Karim Younis did not forget solidarity with him and with the prisoners in the occupation prisons in Palestine and the diaspora, “who embraced us and our cause over all those years, and were loyal to our cause and the cause of our people, which always gives us renewed hope, and a firm conviction in the justice of our cause, the sincerity of our affiliation, the feasibility and the essence of our struggle.” .
A world like no other
Yunus, after 4 decades in captivity, is preparing to meet “a generation unlike his generation,” as he wrote, and said, “I will leave my cell, raising my hat to a generation that undoubtedly does not resemble my generation, a generation of young men and women activists who have been at the forefront of the scene in recent years.. It is clear that they are Stronger, bolder, braver, and more deserving of receiving the banner… despite the atmosphere of rushing.”

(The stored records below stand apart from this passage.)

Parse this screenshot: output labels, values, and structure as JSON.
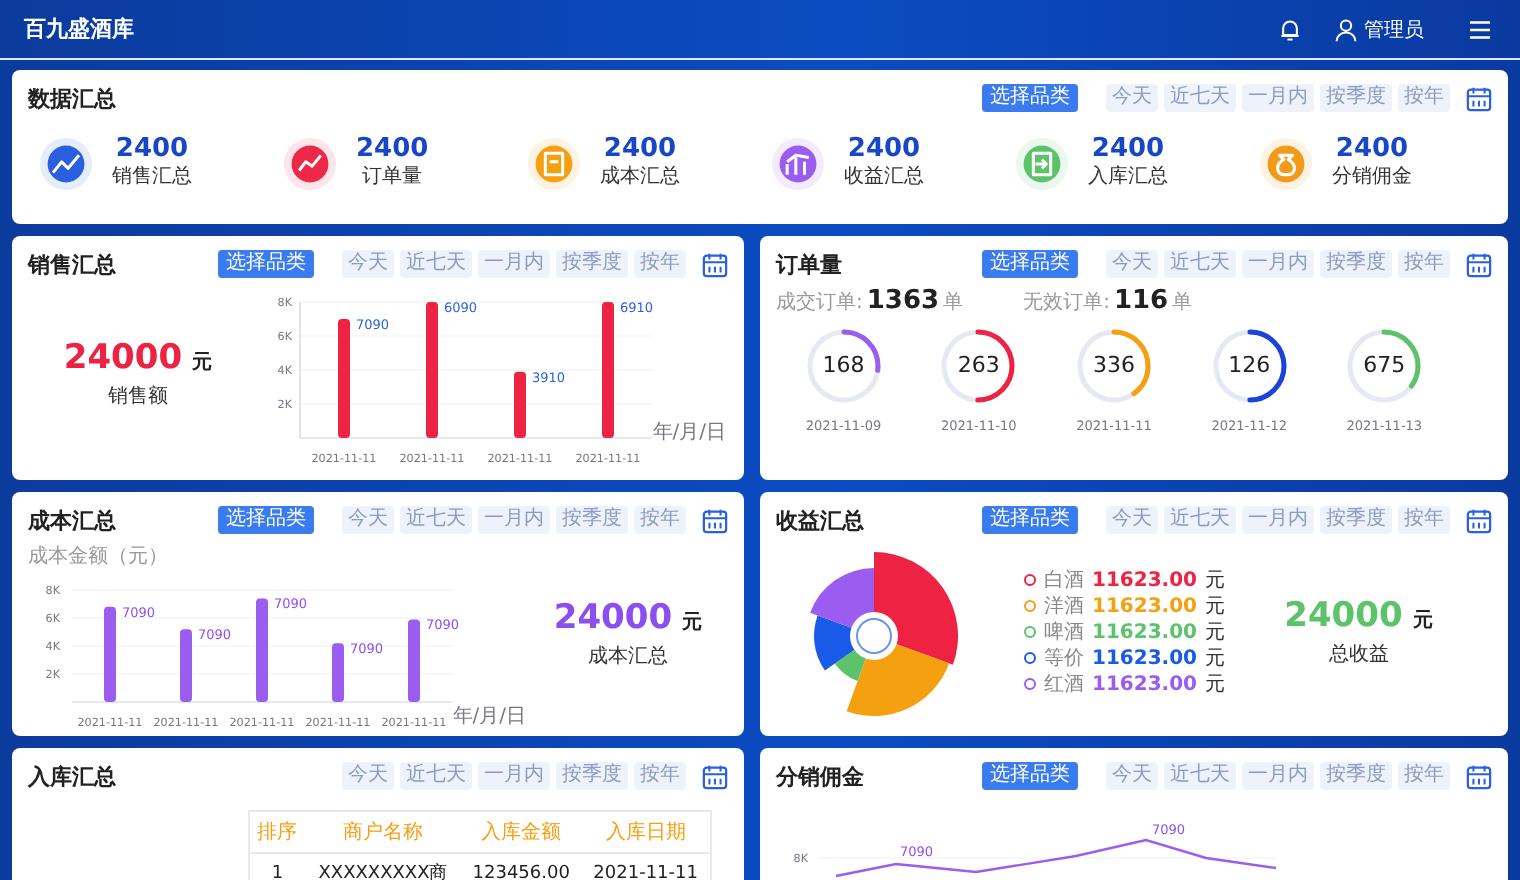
{
  "header": {
    "title": "百九盛酒库",
    "user": "管理员"
  },
  "summary": {
    "title": "数据汇总",
    "pick_button": "选择品类",
    "filters": [
      "今天",
      "近七天",
      "一月内",
      "按季度",
      "按年"
    ],
    "items": [
      {
        "value": "2400",
        "label": "销售汇总",
        "color": "#2a5fe0"
      },
      {
        "value": "2400",
        "label": "订单量",
        "color": "#ee2848"
      },
      {
        "value": "2400",
        "label": "成本汇总",
        "color": "#f5a011"
      },
      {
        "value": "2400",
        "label": "收益汇总",
        "color": "#9b5cf0"
      },
      {
        "value": "2400",
        "label": "入库汇总",
        "color": "#5cc36a"
      },
      {
        "value": "2400",
        "label": "分销佣金",
        "color": "#f39a1a"
      }
    ]
  },
  "sales": {
    "title": "销售汇总",
    "pick_button": "选择品类",
    "filters": [
      "今天",
      "近七天",
      "一月内",
      "按季度",
      "按年"
    ],
    "total": "24000",
    "unit": "元",
    "total_label": "销售额",
    "chart_data": {
      "type": "bar",
      "categories": [
        "2021-11-11",
        "2021-11-11",
        "2021-11-11",
        "2021-11-11"
      ],
      "series": [
        {
          "color": "#ee2242",
          "values": [
            7000,
            8000,
            3900,
            8000
          ]
        }
      ],
      "grid": true,
      "ylim": [
        0,
        8000
      ],
      "yticks": [
        {
          "value": 2000,
          "label": "2K"
        },
        {
          "value": 4000,
          "label": "4K"
        },
        {
          "value": 6000,
          "label": "6K"
        },
        {
          "value": 8000,
          "label": "8K"
        }
      ],
      "xlabel": "年/月/日",
      "value_labels": [
        "7090",
        "6090",
        "3910",
        "6910"
      ]
    }
  },
  "orders": {
    "title": "订单量",
    "pick_button": "选择品类",
    "filters": [
      "今天",
      "近七天",
      "一月内",
      "按季度",
      "按年"
    ],
    "stats": [
      {
        "label": "成交订单:",
        "value": "1363",
        "unit": "单"
      },
      {
        "label": "无效订单:",
        "value": "116",
        "unit": "单"
      }
    ],
    "rings": [
      {
        "value": "168",
        "date": "2021-11-09",
        "level": 0.27,
        "color": "#9b5cf0"
      },
      {
        "value": "263",
        "date": "2021-11-10",
        "level": 0.5,
        "color": "#ee2242"
      },
      {
        "value": "336",
        "date": "2021-11-11",
        "level": 0.4,
        "color": "#f5a011"
      },
      {
        "value": "126",
        "date": "2021-11-12",
        "level": 0.5,
        "color": "#1a44d8"
      },
      {
        "value": "675",
        "date": "2021-11-13",
        "level": 0.35,
        "color": "#5cc36a"
      }
    ]
  },
  "cost": {
    "title": "成本汇总",
    "pick_button": "选择品类",
    "filters": [
      "今天",
      "近七天",
      "一月内",
      "按季度",
      "按年"
    ],
    "total": "24000",
    "unit": "元",
    "total_label": "成本汇总",
    "chart_data": {
      "type": "bar",
      "categories": [
        "2021-11-11",
        "2021-11-11",
        "2021-11-11",
        "2021-11-11",
        "2021-11-11"
      ],
      "series": [
        {
          "color": "#9b5cf0",
          "values": [
            6800,
            5200,
            7400,
            4200,
            5900
          ]
        }
      ],
      "grid": true,
      "ylim": [
        0,
        8000
      ],
      "yticks": [
        {
          "value": 2000,
          "label": "2K"
        },
        {
          "value": 4000,
          "label": "4K"
        },
        {
          "value": 6000,
          "label": "6K"
        },
        {
          "value": 8000,
          "label": "8K"
        }
      ],
      "ylabel": "成本金额（元）",
      "xlabel": "年/月/日",
      "value_labels": [
        "7090",
        "7090",
        "7090",
        "7090",
        "7090"
      ]
    }
  },
  "revenue": {
    "title": "收益汇总",
    "pick_button": "选择品类",
    "filters": [
      "今天",
      "近七天",
      "一月内",
      "按季度",
      "按年"
    ],
    "total": "24000",
    "unit": "元",
    "total_label": "总收益",
    "legend": [
      {
        "label": "白酒",
        "value": "11623.00",
        "unit": "元",
        "color": "#ee2242"
      },
      {
        "label": "洋酒",
        "value": "11623.00",
        "unit": "元",
        "color": "#f5a011"
      },
      {
        "label": "啤酒",
        "value": "11623.00",
        "unit": "元",
        "color": "#5cc36a"
      },
      {
        "label": "等价",
        "value": "11623.00",
        "unit": "元",
        "color": "#1a5ae8"
      },
      {
        "label": "红酒",
        "value": "11623.00",
        "unit": "元",
        "color": "#9b5cf0"
      }
    ]
  },
  "inbound": {
    "title": "入库汇总",
    "filters": [
      "今天",
      "近七天",
      "一月内",
      "按季度",
      "按年"
    ],
    "table": {
      "columns": [
        "排序",
        "商户名称",
        "入库金额",
        "入库日期"
      ],
      "rows": [
        [
          "1",
          "XXXXXXXXX商",
          "123456.00",
          "2021-11-11"
        ]
      ]
    }
  },
  "commission": {
    "title": "分销佣金",
    "pick_button": "选择品类",
    "filters": [
      "今天",
      "近七天",
      "一月内",
      "按季度",
      "按年"
    ],
    "chart_tick": "8K",
    "point_labels": [
      "7090",
      "7090"
    ]
  }
}
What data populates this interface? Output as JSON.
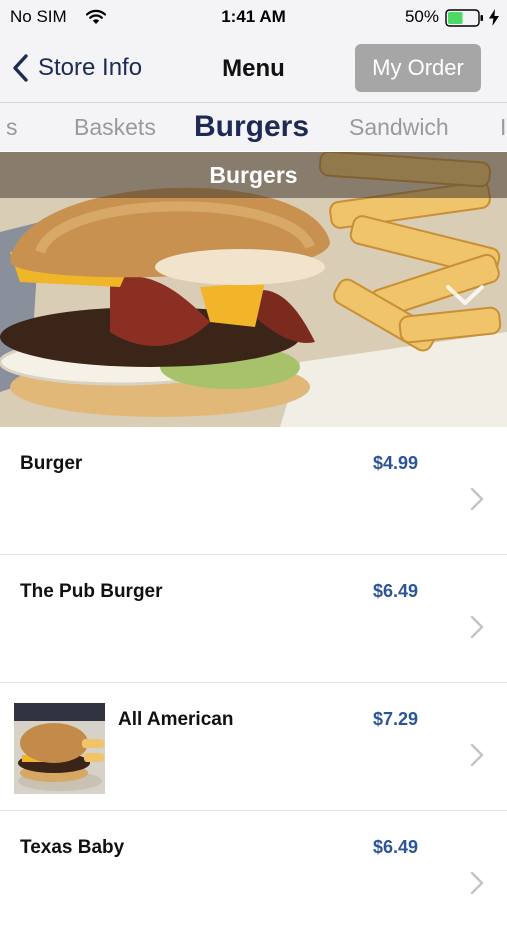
{
  "status_bar": {
    "carrier": "No SIM",
    "time": "1:41 AM",
    "battery_percent": "50%",
    "battery_level": 0.5,
    "battery_color": "#4cd964"
  },
  "nav": {
    "back_label": "Store Info",
    "title": "Menu",
    "order_button_label": "My Order"
  },
  "tabs": [
    {
      "label": "s",
      "active": false
    },
    {
      "label": "Baskets",
      "active": false
    },
    {
      "label": "Burgers",
      "active": true
    },
    {
      "label": "Sandwich",
      "active": false
    },
    {
      "label": "I",
      "active": false
    }
  ],
  "hero": {
    "title": "Burgers"
  },
  "menu_items": [
    {
      "name": "Burger",
      "price": "$4.99",
      "has_thumbnail": false
    },
    {
      "name": "The Pub Burger",
      "price": "$6.49",
      "has_thumbnail": false
    },
    {
      "name": "All American",
      "price": "$7.29",
      "has_thumbnail": true
    },
    {
      "name": "Texas Baby",
      "price": "$6.49",
      "has_thumbnail": false
    }
  ],
  "colors": {
    "accent": "#1c2a55",
    "price": "#2d5596",
    "order_button": "#a6a6a6"
  }
}
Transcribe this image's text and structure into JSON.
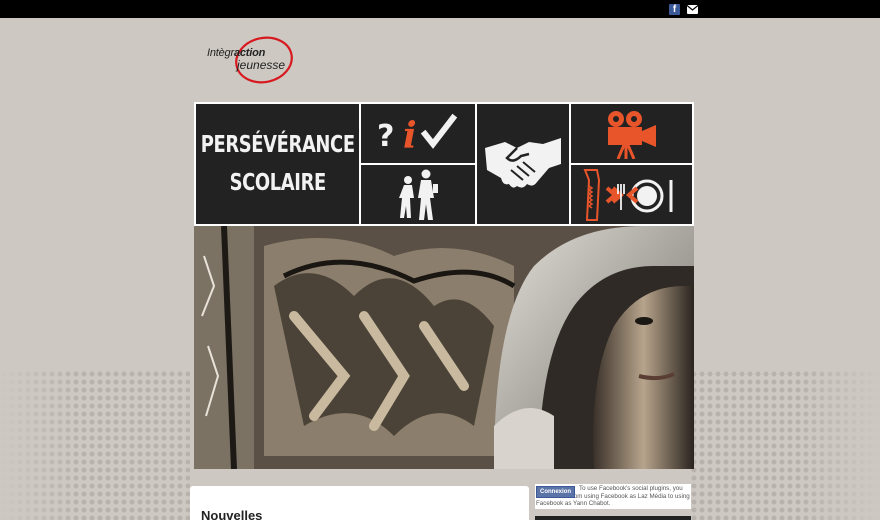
{
  "header": {
    "social_icons": [
      "facebook-icon",
      "mail-icon"
    ],
    "facebook_glyph": "f"
  },
  "logo": {
    "line1_prefix": "Intègr",
    "line1_bold": "action",
    "line2": "jeunesse",
    "ring_color": "#d71920"
  },
  "menu": {
    "main_tile": {
      "line1": "PERSÉVÉRANCE",
      "line2": "SCOLAIRE"
    },
    "tiles": [
      {
        "icon": "question-info-check-icon"
      },
      {
        "icon": "walking-kids-icon"
      },
      {
        "icon": "handshake-icon"
      },
      {
        "icon": "movie-camera-icon"
      },
      {
        "icon": "saw-arrow-plate-icon"
      }
    ],
    "accent_color": "#e8552a"
  },
  "hero": {
    "image": "graffiti-hooded-youth"
  },
  "news": {
    "title": "Nouvelles"
  },
  "facebook_plugin": {
    "button_label": "Connexion",
    "message": "To use Facebook's social plugins, you must switch from using Facebook as Laz Média to using Facebook as Yann Chabot."
  }
}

Karim Yunus does not hide his fear of a world that does not resemble his world, preparing to meet it, and he wrote, “After a few days, the fear overwhelms me with the approach of a world that does not resemble my world,” but he seemed more ready for a moment “in which I must pass through my old wounds, and my old memories.”
He says, “A moment in which I can smile in the face of my old image, without feeling remorse or disappointment, and without having to prove the obvious that I have lived and experienced for 40 years, so that I can adapt to my new mirror.”
He concluded his message, “I am returning to sing with my people everywhere the anthem of my country, the anthem of the fedayeen … the anthem of return and liberation.”